Ukrainian society has changed a lot over the past months. The question “Who am I?” has a stronger emotional-intellectual connection. It becomes interesting how the ancestors lived, what they wore, and who they were. And this thirst for rooting is not satisfied by the first query on Google. Therefore, right now, the demonstration of the context of a particular product or thing is gaining special strength.

Yaryna Syzyk, folklorist:

For a very long time, I tried to explain to people that this is an embroidered shirt of the 19th century, and this one is an embroidered vyshyvanka that is sharovarshchyna-like, and I will categorically cross it out with a huge red cross. But it doesn’t work, absolutely not, so it’s only by good example and sensible education that I change it.

I know people who love their plastic crowns dearly, and you can’t just come and tell them to take them off, because it’s gross. It just won’t work. Someone kissed for the first time in their sharovary vyshyvanka, someone danced at a holiday in kindergarten in it, and someone is honored to wear ethnic clothes, even if in reality they are not.

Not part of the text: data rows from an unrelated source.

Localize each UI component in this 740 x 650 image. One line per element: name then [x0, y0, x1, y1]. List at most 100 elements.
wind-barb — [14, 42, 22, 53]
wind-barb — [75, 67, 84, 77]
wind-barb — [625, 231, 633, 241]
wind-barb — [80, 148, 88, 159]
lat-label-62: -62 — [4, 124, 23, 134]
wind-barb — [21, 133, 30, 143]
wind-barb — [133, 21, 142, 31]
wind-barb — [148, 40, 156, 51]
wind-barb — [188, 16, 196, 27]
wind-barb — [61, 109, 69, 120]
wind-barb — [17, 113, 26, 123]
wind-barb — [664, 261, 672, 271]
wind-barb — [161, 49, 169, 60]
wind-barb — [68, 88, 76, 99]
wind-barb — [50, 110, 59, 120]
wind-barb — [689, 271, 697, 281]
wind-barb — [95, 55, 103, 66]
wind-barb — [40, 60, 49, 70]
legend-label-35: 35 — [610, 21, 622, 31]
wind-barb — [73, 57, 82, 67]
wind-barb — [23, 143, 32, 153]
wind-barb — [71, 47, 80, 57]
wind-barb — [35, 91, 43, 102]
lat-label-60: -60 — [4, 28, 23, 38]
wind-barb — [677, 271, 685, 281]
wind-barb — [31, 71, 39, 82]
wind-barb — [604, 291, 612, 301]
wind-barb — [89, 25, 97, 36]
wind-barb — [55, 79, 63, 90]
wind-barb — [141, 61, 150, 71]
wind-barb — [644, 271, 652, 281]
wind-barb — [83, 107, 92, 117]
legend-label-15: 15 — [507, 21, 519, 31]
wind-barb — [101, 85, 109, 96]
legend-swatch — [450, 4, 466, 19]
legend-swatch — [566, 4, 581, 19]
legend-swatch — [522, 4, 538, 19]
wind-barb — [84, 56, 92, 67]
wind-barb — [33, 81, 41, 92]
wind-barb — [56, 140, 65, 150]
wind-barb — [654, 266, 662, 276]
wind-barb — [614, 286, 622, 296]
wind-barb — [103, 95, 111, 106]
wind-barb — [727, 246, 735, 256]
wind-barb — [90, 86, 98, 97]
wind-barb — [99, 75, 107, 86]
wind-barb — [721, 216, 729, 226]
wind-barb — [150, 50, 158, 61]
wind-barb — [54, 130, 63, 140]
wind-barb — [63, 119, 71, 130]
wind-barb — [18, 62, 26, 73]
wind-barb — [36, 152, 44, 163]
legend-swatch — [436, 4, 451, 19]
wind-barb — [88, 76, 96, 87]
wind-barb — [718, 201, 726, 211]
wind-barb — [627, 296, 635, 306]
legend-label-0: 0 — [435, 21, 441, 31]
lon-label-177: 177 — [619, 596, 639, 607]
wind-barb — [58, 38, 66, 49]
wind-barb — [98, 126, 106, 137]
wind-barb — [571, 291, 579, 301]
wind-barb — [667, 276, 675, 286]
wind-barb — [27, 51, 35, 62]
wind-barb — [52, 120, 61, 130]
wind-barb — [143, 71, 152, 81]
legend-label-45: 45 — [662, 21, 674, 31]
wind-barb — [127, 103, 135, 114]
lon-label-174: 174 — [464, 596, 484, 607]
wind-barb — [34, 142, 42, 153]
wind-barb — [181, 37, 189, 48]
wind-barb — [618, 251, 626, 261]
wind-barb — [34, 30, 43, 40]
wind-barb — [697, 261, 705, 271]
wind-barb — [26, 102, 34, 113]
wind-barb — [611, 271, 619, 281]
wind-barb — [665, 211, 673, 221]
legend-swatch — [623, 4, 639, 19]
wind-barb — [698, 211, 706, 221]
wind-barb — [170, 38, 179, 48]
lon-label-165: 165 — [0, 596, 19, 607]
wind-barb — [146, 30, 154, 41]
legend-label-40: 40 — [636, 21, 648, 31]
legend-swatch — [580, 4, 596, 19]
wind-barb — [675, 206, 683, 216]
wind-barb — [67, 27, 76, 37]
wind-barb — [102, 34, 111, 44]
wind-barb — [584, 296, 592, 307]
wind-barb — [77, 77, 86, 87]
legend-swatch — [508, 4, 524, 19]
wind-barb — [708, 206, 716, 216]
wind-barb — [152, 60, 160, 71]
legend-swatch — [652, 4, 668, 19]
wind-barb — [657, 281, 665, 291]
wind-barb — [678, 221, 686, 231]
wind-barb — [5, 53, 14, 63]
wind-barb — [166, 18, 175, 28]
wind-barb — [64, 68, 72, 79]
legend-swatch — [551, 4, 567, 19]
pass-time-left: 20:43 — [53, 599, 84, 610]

Explaining the context actually works best. Family history, something true – people will eventually come to it themselves. We will begin to ask ourselves questions, “Oh, what did my grandmother wear? According to what recipe she cooked that dish? And in the old photos, the embroidered shirt didn’t look like that.”

Ukrainians have begun to take care of our health as a nation – by treating an inferiority complex, avoiding Stockholm syndrome from the Russians and hoping to finally overcome internal “maloros” (as in malo – little + ros – russian, the term Ukrainians were called by Russian in the times of Russian Empire). The same will work with the ability to distinguish native and enforced.

People are able to recognize good ethnographic content regardless of what is being done in the country. An indicator of this is at least an increase in the audience on such pages as Ukrainian garment, krapka.krapka, shch.uka.ryba, but not on some didpanasmarket, etc. Ornaments and images do not always explain the context, it is also historical events, elements of cinematography, music, dance, historical personalities.

Anna Fesenko, Etnodim designer:

One and only concept of “Ukrainian folk clothing” is no longer enough for people. There is an understanding that this concept is used in any way. Looking for context. Conventional Etnodim is not traditional clothing. But there is a concept embedded in it. There are references to Ukrainian artists, for example, or shirts that contain symbols of the Executed Renaissance.

There’s an understanding that it’s not just what you’re told to be ethnic, it’s something bound by facts and history, so there’s a desire to associate yourself with it.

The Ukrainian people are experiencing today a test of knowledge of the lessons of history, especially drawing conclusions. That’s how we can describe this process.

The occupation poses a direct risk of loss of attachment to our culture, particularly to ethnic things. Some of them can no longer be returned because no one simply had time to get to know them. If the current events are another test, then, probably, it is also necessary to make the most of them.